I grew up in the wind.
It blew me down the street to school in my small Kansas hometown, and it howled me to sleep at night. It forced me to wear a headscarf to keep my childhood perm in place, and to give up trying to wear contacts in my teen years because I couldn’t keep the wind-blown grain dust from scratching the lenses.
Imagine my relief when I got to the much calmer air of western Montana.
Parts of Montana, of course, have wind that rivals the bluster in Kansas, and in recent years farms of giant white turbines have sprouted up near places like Judith Gap and Shelby to harness that clean energy. In terms of wind energy, Montana has gone from producing virtually nothing to something, in a relatively short period of time. Prior to 2005, according to the state Energy Promotion and Development Division, Montana had no commercial-scale wind farms. Eight such farms have been built since then, with a generating capacity of nearly 650 megawatts. That’s still only about 10 percent of Montana’s total electrical generation capacity, but Montana ranks among the top five states in the country for wind energy potential.
Rachel Shimshak wants to see more wind turbines in Montana and other windy parts of the Northwest. As executive director of the Portland, Ore.-based Renewable Northwest Project, Shimshak advocates for the development of renewable energy, including wind, in four states – Washington, Oregon, Idaho and Montana. She was in Montana recently, to speak with lawmakers about fostering that development.
Shimshak has ready answers for the oft-repeated critiques of wind energy development. It’s not an industry that creates jobs on the scale of a new mine or oil patch. But, she says the jobs it does create are usually in rural areas with high unemployment – and they’re permanent.
“For there to be 15 or 20 (new) jobs in a rural area, is quite a lot,” Shimshak said.
Wind energy development is also an industry that depends on heavy government subsidy. But so does oil and gas.
“Unlike oil and gas, which have had federal subsidies in the tax code for the last 100 years, wind energy has only really benefitted from federal support for the last couple of decades,” said Shimshak. “And it has been an on-and-off kind of a thing.”
Shimshak hopes for a federal energy policy that will encourage more clean energy production like wind, solar, geothermal and other renewable energies.
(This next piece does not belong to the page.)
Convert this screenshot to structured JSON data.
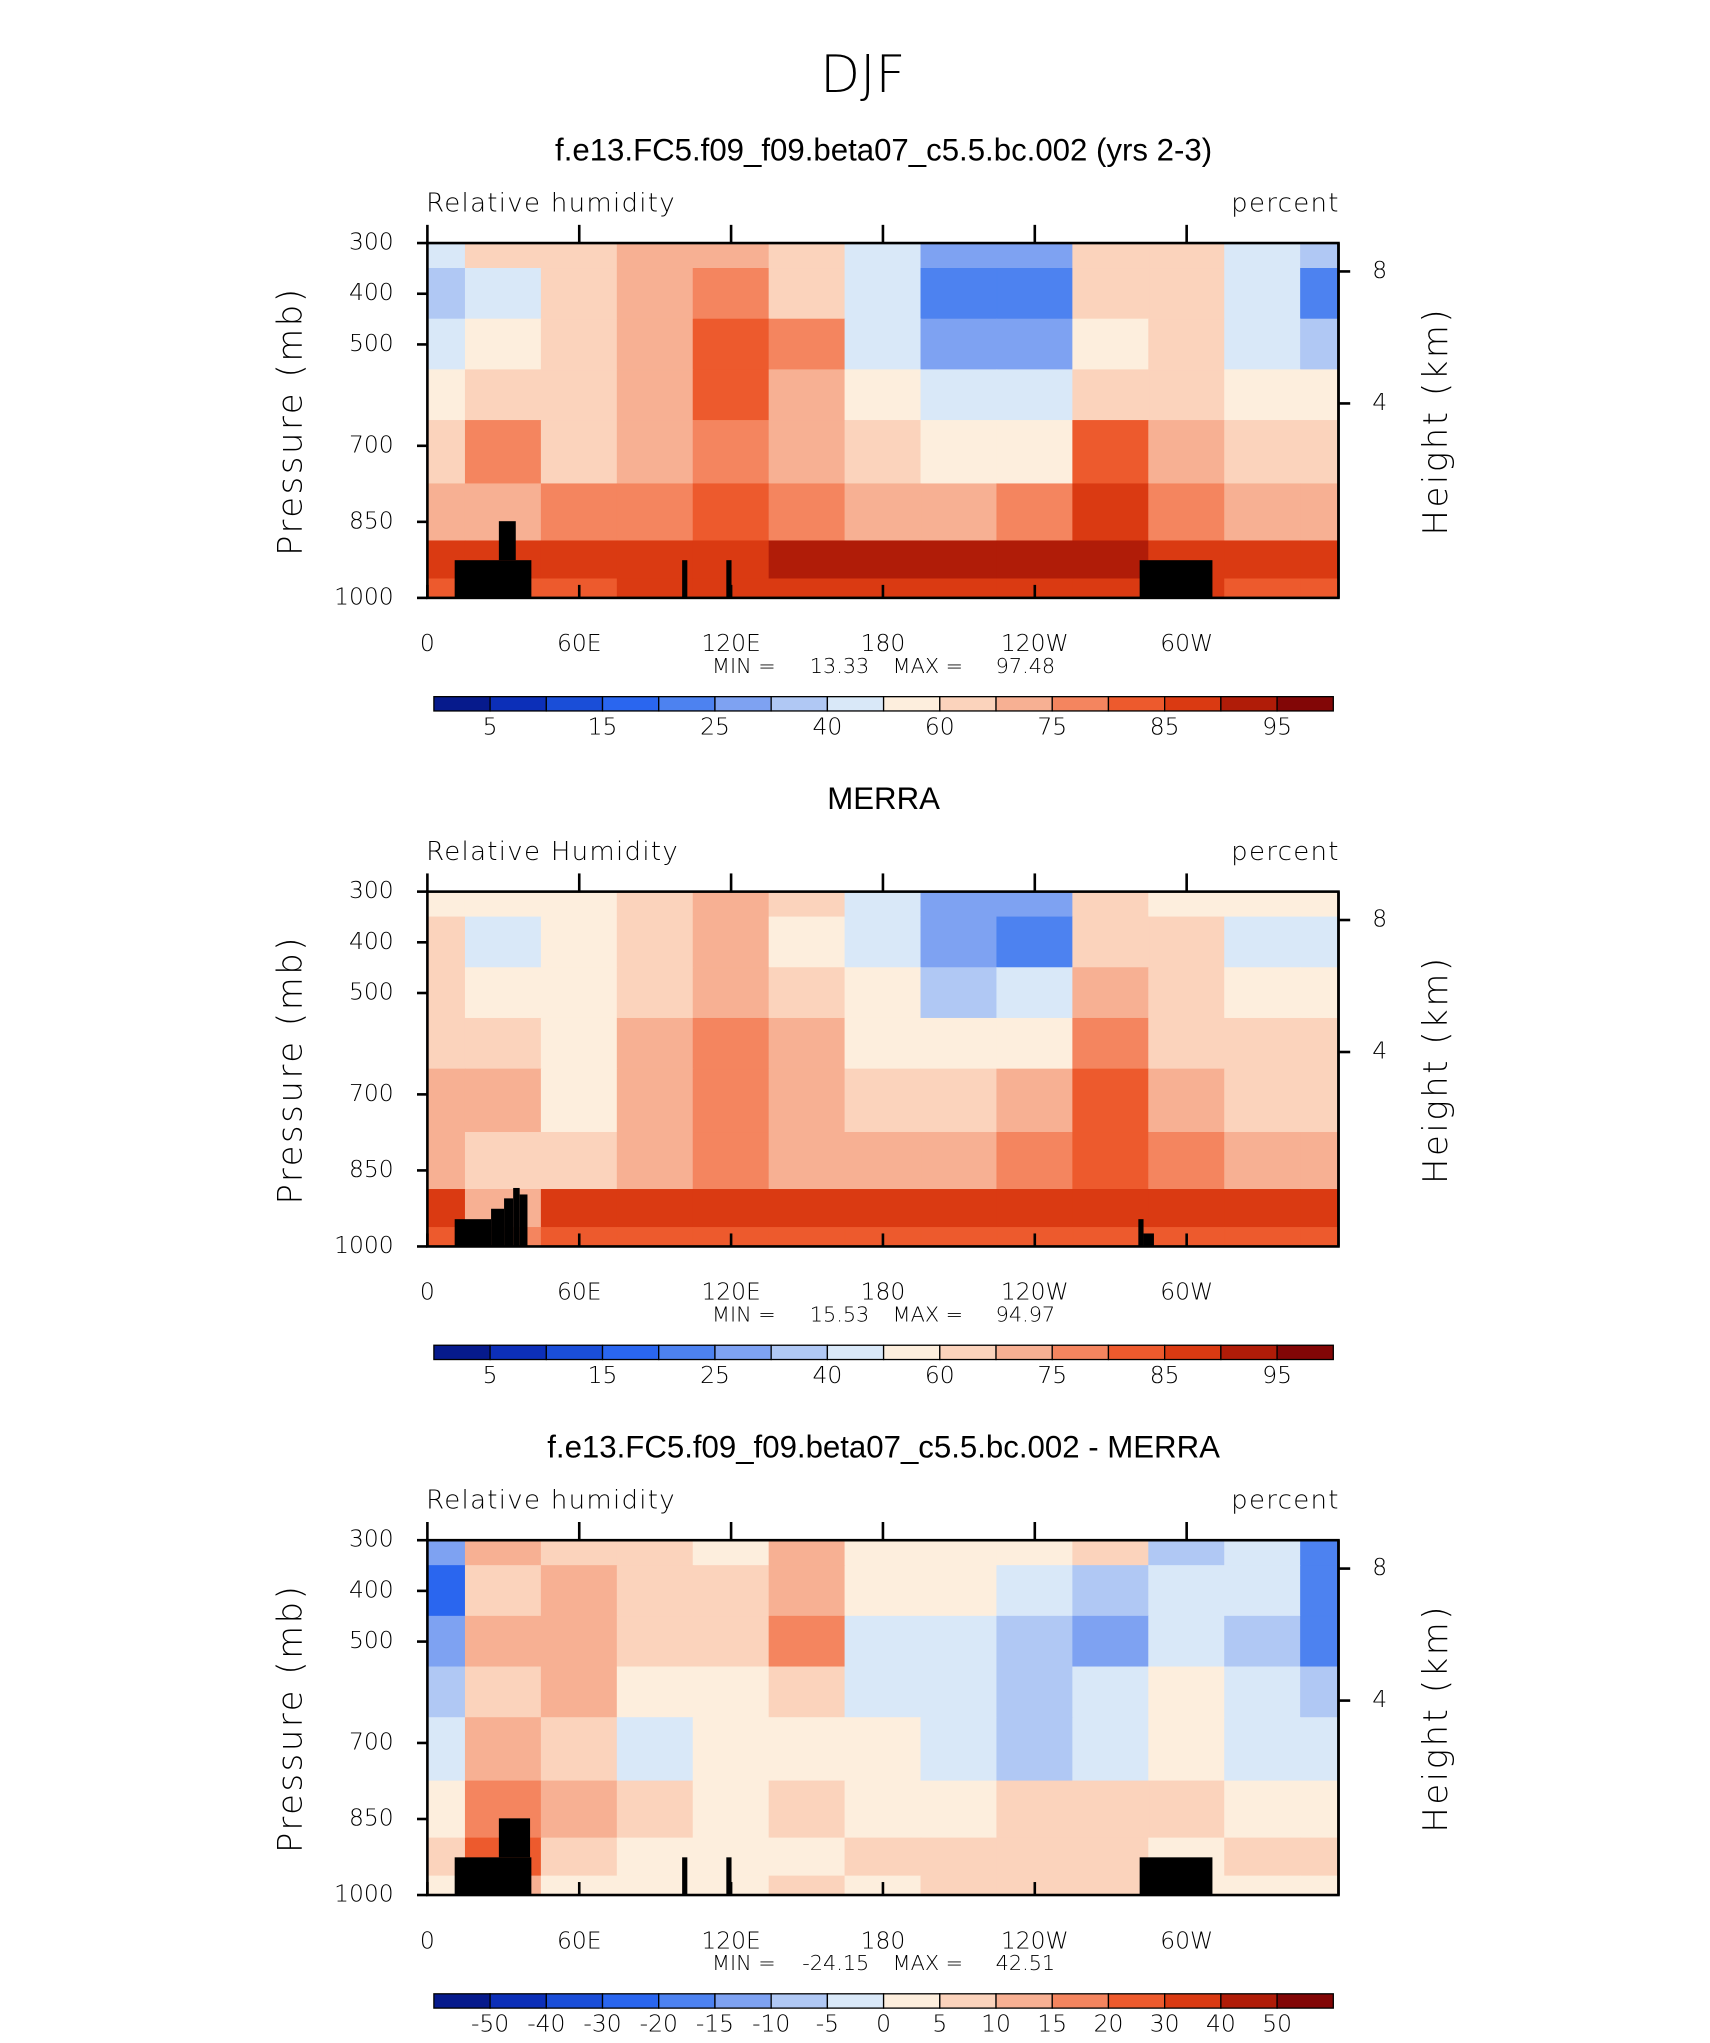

On the state level, Montana has a renewable energy standard that requires utilities to get 15 percent of their energy from renewables by the year 2015. Washington and Oregon have a similar requirement. Some lawmakers are pushing the current Montana Legislature to include existing hydropower generation in that standard – a move opposed by renewable energy proponents like Shimshak who argue it could crowd out development of new wind, solar or geothermal projects.
Most of Montana’s energy – whether it’s wind, coal, oil or gas – is exported out of the state. For wind, that means there have to be adequate transmission lines to carry it to those markets. That’s an ongoing problem but Shimshak is encouraged by the development of the Montana Alberta Tie Line that will carry our wind energy north to Canada. She hopes the Mountain States Transmission Intertie project, which would facilitate delivery of Montana wind energy to the western U.S., will eventually be developed, though NorthWestern Energy has shelved that project for now. Construction of transmission lines is often as controversial as the energy development itself, but Shimshak sees progress in addressing those concerns in a way that will attract popular support.
Shimshak is also bullish on wind’s ascendancy as coal recedes. Many coal-fired power plants, including the Corette plant in Billings, are being mothballed as new air pollution requirements go into effect, and as coal becomes less competitive with cheaper natural gas.
“We’re hopeful that in a competitive process for that replacement power that wind and other renewables will be able to play a strong role,” said Shimshak. “And that the power that replaces those old coal plants will be stable-priced, cleaner ... and add to our economic vitality.”
Montana is hardly going to abandon its fossil fuel heritage of coal and oil and gas anytime soon but Shimshak believes Montanans are also supportive of clean energy technologies.
“For the benefits they bring and the risks that they avoid,” said Shimshak. “We’re hopeful that a transition away from fossil fuels and toward greater renewable energy and certainly energy efficiency will happen over time.”
The next time I’m jogging into a stiff Hellgate Canyon breeze, I’ll remind myself wind can be more than a nuisance.
And I won’t be wearing a headscarf; thank goodness, the perm is long gone.
Sally Mauk is news director at Montana Public Radio, KUFM, in Missoula. She writes a twice-monthly column for the Missoulian.